Tom Jenkinsonのような巨匠と自分を比較するのは失礼な話だが、筆者も実はエレクトロニカのことを馬鹿にはしていないものの、かなり距離を置いていた。
ただし、全ての打込み系の音楽に距離を置いていた訳ではなく、KRAFTWERK〔クラフトワーク〕やNEU!〔ノイ!〕等のジャーマン・テクノ・ロック、DEPECHE MODE〔デペッシュ・モード〕やERASURE〔イレイジャー〕等のシンセポップは大好きだったので、今となっては何故エレクトロニカに距離を置いていたのか解らない。
薄っすらと、「何か違う」と感じていたのかもしれない。
そんな思い込みもGoldie〔ゴールディー〕の「TIMELESS」を聴いたことで木っ端みじんに吹き飛んで、その後は一気にエレクトロニカに傾倒し、その手のアーティストのCDを馬鹿買いするという、お決まりの道を辿っていた。

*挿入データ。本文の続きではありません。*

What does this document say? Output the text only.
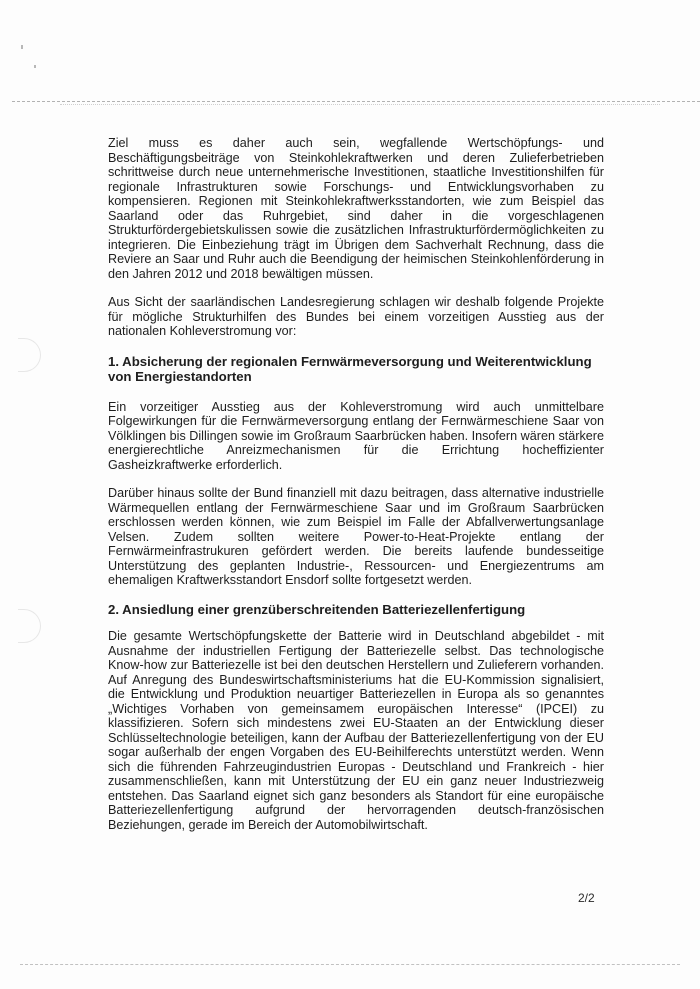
Ziel muss es daher auch sein, wegfallende Wertschöpfungs- und Beschäftigungsbeiträge von Steinkohlekraftwerken und deren Zulieferbetrieben schrittweise durch neue unternehmerische Investitionen, staatliche Investitionshilfen für regionale Infrastrukturen sowie Forschungs- und Entwicklungsvorhaben zu kompensieren. Regionen mit Steinkohlekraftwerksstandorten, wie zum Beispiel das Saarland oder das Ruhrgebiet, sind daher in die vorgeschlagenen Strukturfördergebietskulissen sowie die zusätzlichen Infrastrukturfördermöglichkeiten zu integrieren. Die Einbeziehung trägt im Übrigen dem Sachverhalt Rechnung, dass die Reviere an Saar und Ruhr auch die Beendigung der heimischen Steinkohlenförderung in den Jahren 2012 und 2018 bewältigen müssen.

Aus Sicht der saarländischen Landesregierung schlagen wir deshalb folgende Projekte für mögliche Strukturhilfen des Bundes bei einem vorzeitigen Ausstieg aus der nationalen Kohleverstromung vor:

1. Absicherung der regionalen Fernwärmeversorgung und Weiterentwicklung von Energiestandorten

Ein vorzeitiger Ausstieg aus der Kohleverstromung wird auch unmittelbare Folgewirkungen für die Fernwärmeversorgung entlang der Fernwärmeschiene Saar von Völklingen bis Dillingen sowie im Großraum Saarbrücken haben. Insofern wären stärkere energierechtliche Anreizmechanismen für die Errichtung hocheffizienter Gasheizkraftwerke erforderlich.

Darüber hinaus sollte der Bund finanziell mit dazu beitragen, dass alternative industrielle Wärmequellen entlang der Fernwärmeschiene Saar und im Großraum Saarbrücken erschlossen werden können, wie zum Beispiel im Falle der Abfallverwertungsanlage Velsen. Zudem sollten weitere Power-to-Heat-Projekte entlang der Fernwärmeinfrastrukuren gefördert werden. Die bereits laufende bundesseitige Unterstützung des geplanten Industrie-, Ressourcen- und Energiezentrums am ehemaligen Kraftwerksstandort Ensdorf sollte fortgesetzt werden.

2. Ansiedlung einer grenzüberschreitenden Batteriezellenfertigung

Die gesamte Wertschöpfungskette der Batterie wird in Deutschland abgebildet - mit Ausnahme der industriellen Fertigung der Batteriezelle selbst. Das technologische Know-how zur Batteriezelle ist bei den deutschen Herstellern und Zulieferern vorhanden. Auf Anregung des Bundeswirtschaftsministeriums hat die EU-Kommission signalisiert, die Entwicklung und Produktion neuartiger Batteriezellen in Europa als so genanntes „Wichtiges Vorhaben von gemeinsamem europäischen Interesse“ (IPCEI) zu klassifizieren. Sofern sich mindestens zwei EU-Staaten an der Entwicklung dieser Schlüsseltechnologie beteiligen, kann der Aufbau der Batteriezellenfertigung von der EU sogar außerhalb der engen Vorgaben des EU-Beihilferechts unterstützt werden. Wenn sich die führenden Fahrzeugindustrien Europas - Deutschland und Frankreich - hier zusammenschließen, kann mit Unterstützung der EU ein ganz neuer Industriezweig entstehen. Das Saarland eignet sich ganz besonders als Standort für eine europäische Batteriezellenfertigung aufgrund der hervorragenden deutsch-französischen Beziehungen, gerade im Bereich der Automobilwirtschaft.

2/2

今回取り上げた、SQUAREPUSHERの2ndアルバム「HARD NORMAL DADDY」も上記の馬鹿買いで出会ったアルバムであり、APHEX TWIN〔エイフェックス・ツイン〕の「RICHARD D. JAMES ALBUM」、μ-ZIQ〔ミュージック〕の「LUNATIC HARNESS」、PLUG〔プラグ〕の「DRUM 'N' BASS FOR PAPA」と並ぶ、筆者の永遠の愛聴盤である。

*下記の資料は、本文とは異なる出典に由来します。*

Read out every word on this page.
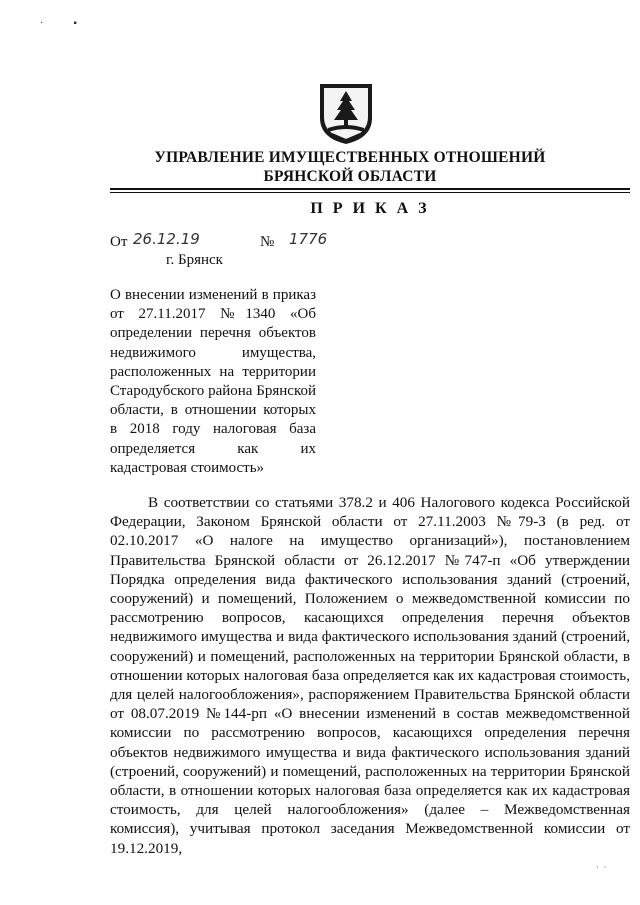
·            ▪
УПРАВЛЕНИЕ ИМУЩЕСТВЕННЫХ ОТНОШЕНИЙ
БРЯНСКОЙ ОБЛАСТИ
П Р И К А З
От 26.12.19	№ 1776
г. Брянск
О внесении изменений в приказ от 27.11.2017 №1340 «Об определении перечня объектов недвижимого имущества, расположенных на территории Стародубского района Брянской области, в отношении которых в 2018 году налоговая база определяется как их кадастровая стоимость»
В соответствии со статьями 378.2 и 406 Налогового кодекса Российской Федерации, Законом Брянской области от 27.11.2003 №79-З (в ред. от 02.10.2017 «О налоге на имущество организаций»), постановлением Правительства Брянской области от 26.12.2017 №747-п «Об утверждении Порядка определения вида фактического использования зданий (строений, сооружений) и помещений, Положением о межведомственной комиссии по рассмотрению вопросов, касающихся определения перечня объектов недвижимого имущества и вида фактического использования зданий (строений, сооружений) и помещений, расположенных на территории Брянской области, в отношении которых налоговая база определяется как их кадастровая стоимость, для целей налогообложения», распоряжением Правительства Брянской области от 08.07.2019 №144-рп «О внесении изменений в состав межведомственной комиссии по рассмотрению вопросов, касающихся определения перечня объектов недвижимого имущества и вида фактического использования зданий (строений, сооружений) и помещений, расположенных на территории Брянской области, в отношении которых налоговая база определяется как их кадастровая стоимость, для целей налогообложения» (далее – Межведомственная комиссия), учитывая протокол заседания Межведомственной комиссии от 19.12.2019,
·  ·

エレクトロニカにカテゴライズされるアルバムだが、筆者にとってこのアルバムはモダン・ジャズである。
下品なくらい無節操に色々なジャンルの音楽を聴き漁る筆者ではあるが、基本的にはやはりロック・リスナーである。
なので、エレクトロニカの本質を解っていない。
もちろん、ジャズの本質も解っていない。
そんな解っていない筆者が、SQUAREPUSHERの「HARD NORMAL DADDY」を「モダン・ジャズ」と言ってしまうと、エレクトロニカとジャズの両方のファンからお叱りを受けるかもしれない。
言い訳をさせて頂けるなら、モダン・ジャズの「モダン(modern)」とは「近代的」という意味である。
かつて、それまでとは違う近代的なジャズとして構築されたモダン・ジャズを、そのまま現代で踏襲してしまうと、それは「モダン(modern)」ではなくなってしまうのではないだろうか?
故に、筆者にとって、SQUAREPUSHERの「HARD NORMAL DADDY」は、ジャズの素養を持った凄腕のベーシストでもあるTom Jenkinsonがエレクトロニカとセッションし、緻密に構築したモダン・ジャズ(近代的なジャズ)なのである。
しかし、そんな「HARD NORMAL DADDY」も、2018年現在では既に20年以上も過去の作品になってしまっている。